Neil H. Mendelson

Co-Principal Investigator
Molecular and Cellular Biology

My research interests are directed towards understanding the constraints imposed upon biological systems by their physical and chemical environment. Four projects currently being pursued involve:

• Biophysical studies of bacterial macrofibers. Macrofibers are a multicellular form that self-assembles into a twisted multifilament fiber. The geometry of individual cell growth produces twisting motions that cause writhing and supercoiling in a reiterative process. Macrofibers have been used to model the physics of a twisting, elongating elastic filament. Mathematical models of twist and writhe related to fiber behavior have been produced. Current work involves studies of impediments to motions produced by touching of fibers to the floor of the growth vessel, and the behavior of fibers unable to twist at one end.



• Bacterial bioconvection patterns. In shallow solutions of growth medium swimming cells self-organize into complex patters of sinking and rising plumes driven by a convection process. Factors involved include cell swimming towards the surface, creation of fluid layers of high density above layers of lower density, and cell mass increase produced by growth. Our interests lie in a traveling stripe pattern that forms behind a front of cells that moves directionally towards nutrients. This system provides a new way to study the cooperative swimming behavior of bacterial cells and the fluid dynamic consequences of their motions.



• Cell swimming patterns in bacterial colonies. Bacterial colonies grown on wet agar surfaces contain motile cells whose motions are constrained by high cell density. Swimming patterns arise that are not seen in conventional fluid cultures and that appear to be based upon different rules than those that govern motility and chemotaxis. Whirls and jets become established that constantly interact, decay and are reformed. Motions that appears to be chaotic are in fact highly organized on a short time scale. Local patterns are themselves organized into a super pattern that persists beyond the life span of its individual sub-components. The super pattern appears to contribute to the development of colony form.



• The production of complex colony form. A bacterial colony consists of a population of cells grown on a substrate that are organized structurally and functionally. We study the development of colony structure and the nested patterns of gene expression that arise within colonies. The emphasis is on pattern regulation by chemical and physical inputs.

References

Mendelson, N.H., J.J. Thwaites, J.O. Kessler, and C. Li. 1995. Mechanics of bacterial macrofiber initiation.
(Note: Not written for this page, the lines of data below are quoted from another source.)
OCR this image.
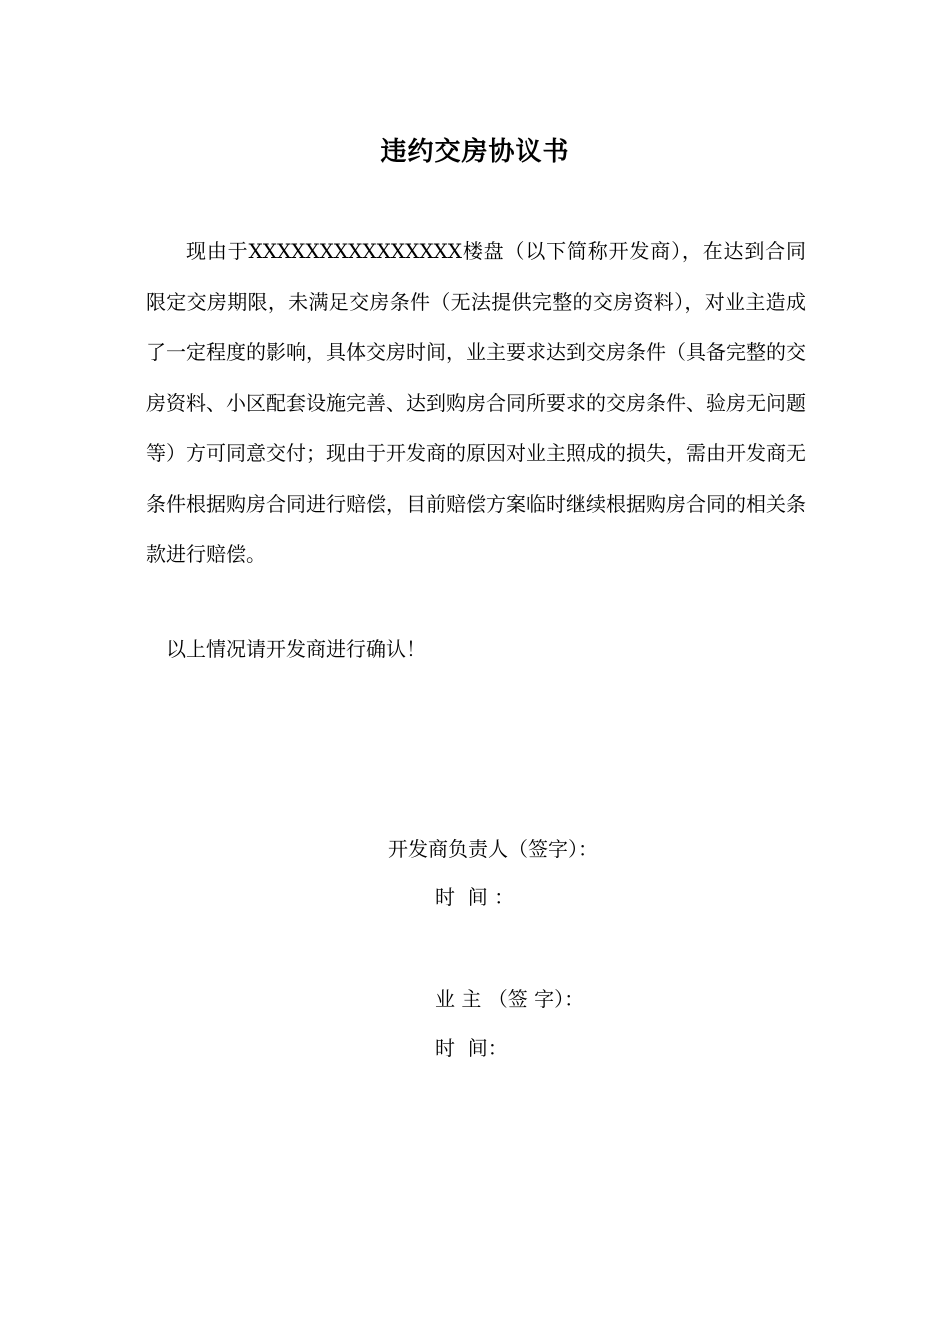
违约交房协议书

现由于XXXXXXXXXXXXXXX楼盘（以下简称开发商），在达到合同限定交房期限，未满足交房条件（无法提供完整的交房资料），对业主造成了一定程度的影响，具体交房时间，业主要求达到交房条件（具备完整的交房资料、小区配套设施完善、达到购房合同所要求的交房条件、验房无问题等）方可同意交付；现由于开发商的原因对业主照成的损失，需由开发商无条件根据购房合同进行赔偿，目前赔偿方案临时继续根据购房合同的相关条款进行赔偿。

以上情况请开发商进行确认！
开发商负责人（签字）：
时  间 ：
业 主 （签 字）：
时  间：
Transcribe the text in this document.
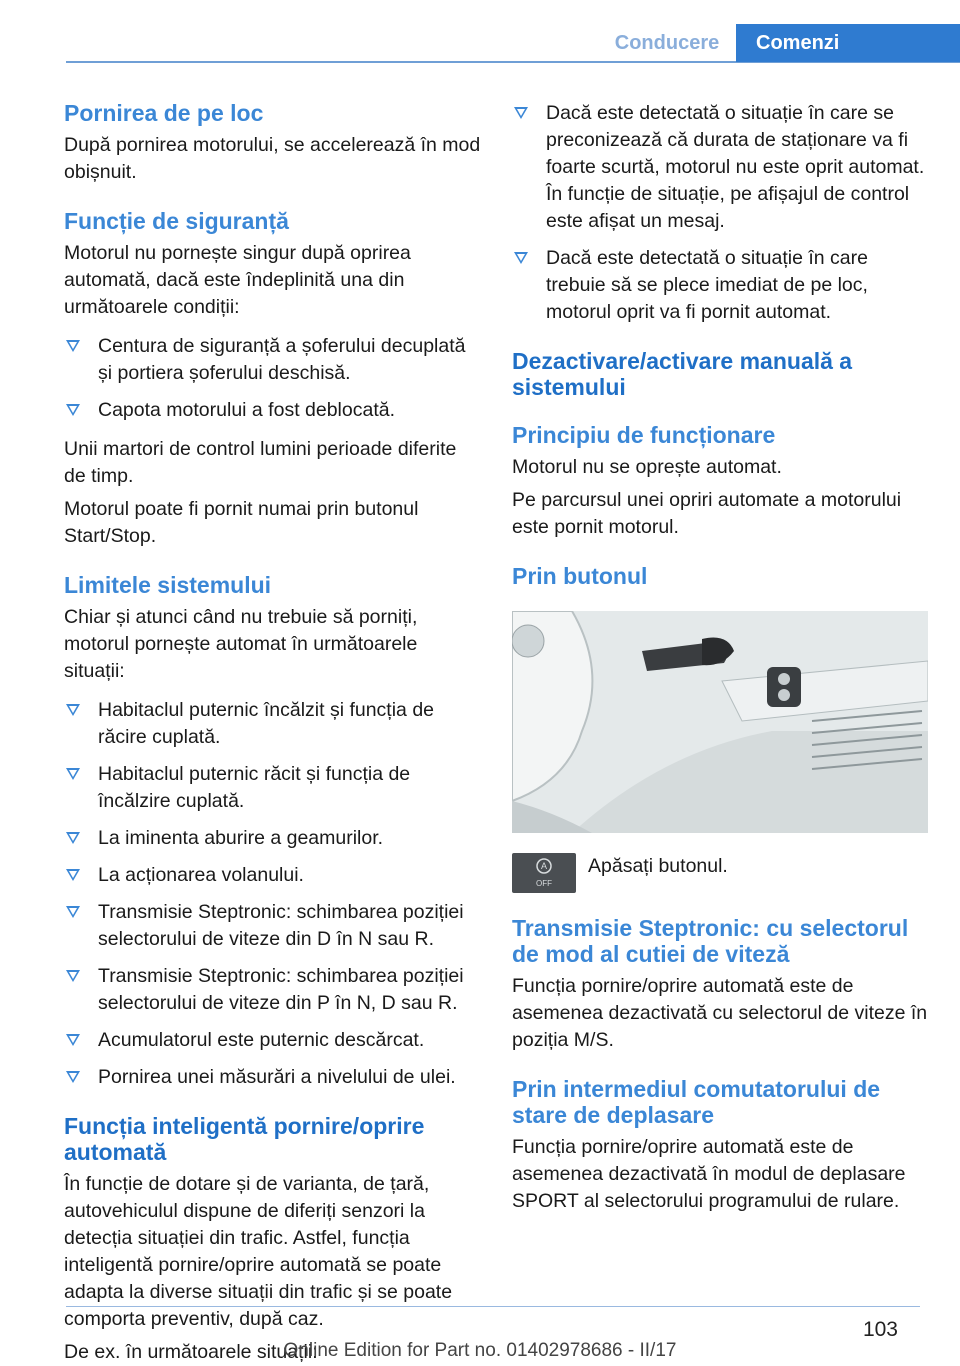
Conducere	Comenzi
Pornirea de pe loc

După pornirea motorului, se accelerează în mod obișnuit.

Funcție de siguranță

Motorul nu pornește singur după oprirea automată, dacă este îndeplinită una din următoarele condiții:

Centura de siguranță a șoferului decuplată și portiera șoferului deschisă.
Capota motorului a fost deblocată.

Unii martori de control lumini perioade diferite de timp.

Motorul poate fi pornit numai prin butonul Start/Stop.

Limitele sistemului

Chiar și atunci când nu trebuie să porniți, motorul pornește automat în următoarele situații:

Habitaclul puternic încălzit și funcția de răcire cuplată.
Habitaclul puternic răcit și funcția de încălzire cuplată.
La iminenta aburire a geamurilor.
La acționarea volanului.
Transmisie Steptronic: schimbarea poziției selectorului de viteze din D în N sau R.
Transmisie Steptronic: schimbarea poziției selectorului de viteze din P în N, D sau R.
Acumulatorul este puternic descărcat.
Pornirea unei măsurări a nivelului de ulei.
Funcția inteligentă pornire/oprire automată

În funcție de dotare și de varianta, de țară, autovehiculul dispune de diferiți senzori la detecția situației din trafic. Astfel, funcția inteligentă pornire/oprire automată se poate adapta la diverse situații din trafic și se poate comporta preventiv, după caz.

De ex. în următoarele situații:

Dacă este detectată o situație în care se preconizează că durata de staționare va fi foarte scurtă, motorul nu este oprit automat. În funcție de situație, pe afișajul de control este afișat un mesaj.
Dacă este detectată o situație în care trebuie să se plece imediat de pe loc, motorul oprit va fi pornit automat.
Dezactivare/activare manuală a sistemului
Principiu de funcționare

Motorul nu se oprește automat.

Pe parcursul unei opriri automate a motorului este pornit motorul.

Prin butonul
A
OFF

Apăsați butonul.

Transmisie Steptronic: cu selectorul de mod al cutiei de viteză

Funcția pornire/oprire automată este de asemenea dezactivată cu selectorul de viteze în poziția M/S.

Prin intermediul comutatorului de stare de deplasare

Funcția pornire/oprire automată este de asemenea dezactivată în modul de deplasare SPORT al selectorului programului de rulare.

103
Online Edition for Part no. 01402978686 - II/17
J. Bacteriol. 177:7060-7069.

Mendelson, N.H., and J. Lega. 1998. A complex pattern of traveling stripes is produced by swimming cells of Bacillus subtilis. J. Bacteriol. 180:3285-3294.

Mendelson, N.H., A. Bourque, K. Wilkening, K.R. Anderson, and J.C. Watkins. 1999. Organized cell swimming motions in Bacillus subtilis colonies: patterns of short-lived whirls and jets. J. Bacteriol 181 (in press).

Mendelson, N.H., and B. Salhi. 1996. Patterns of reporter gene expression in the phase diagram of Bacillus subtilis colony forms. J. Bacteriol. 178:1980-1989.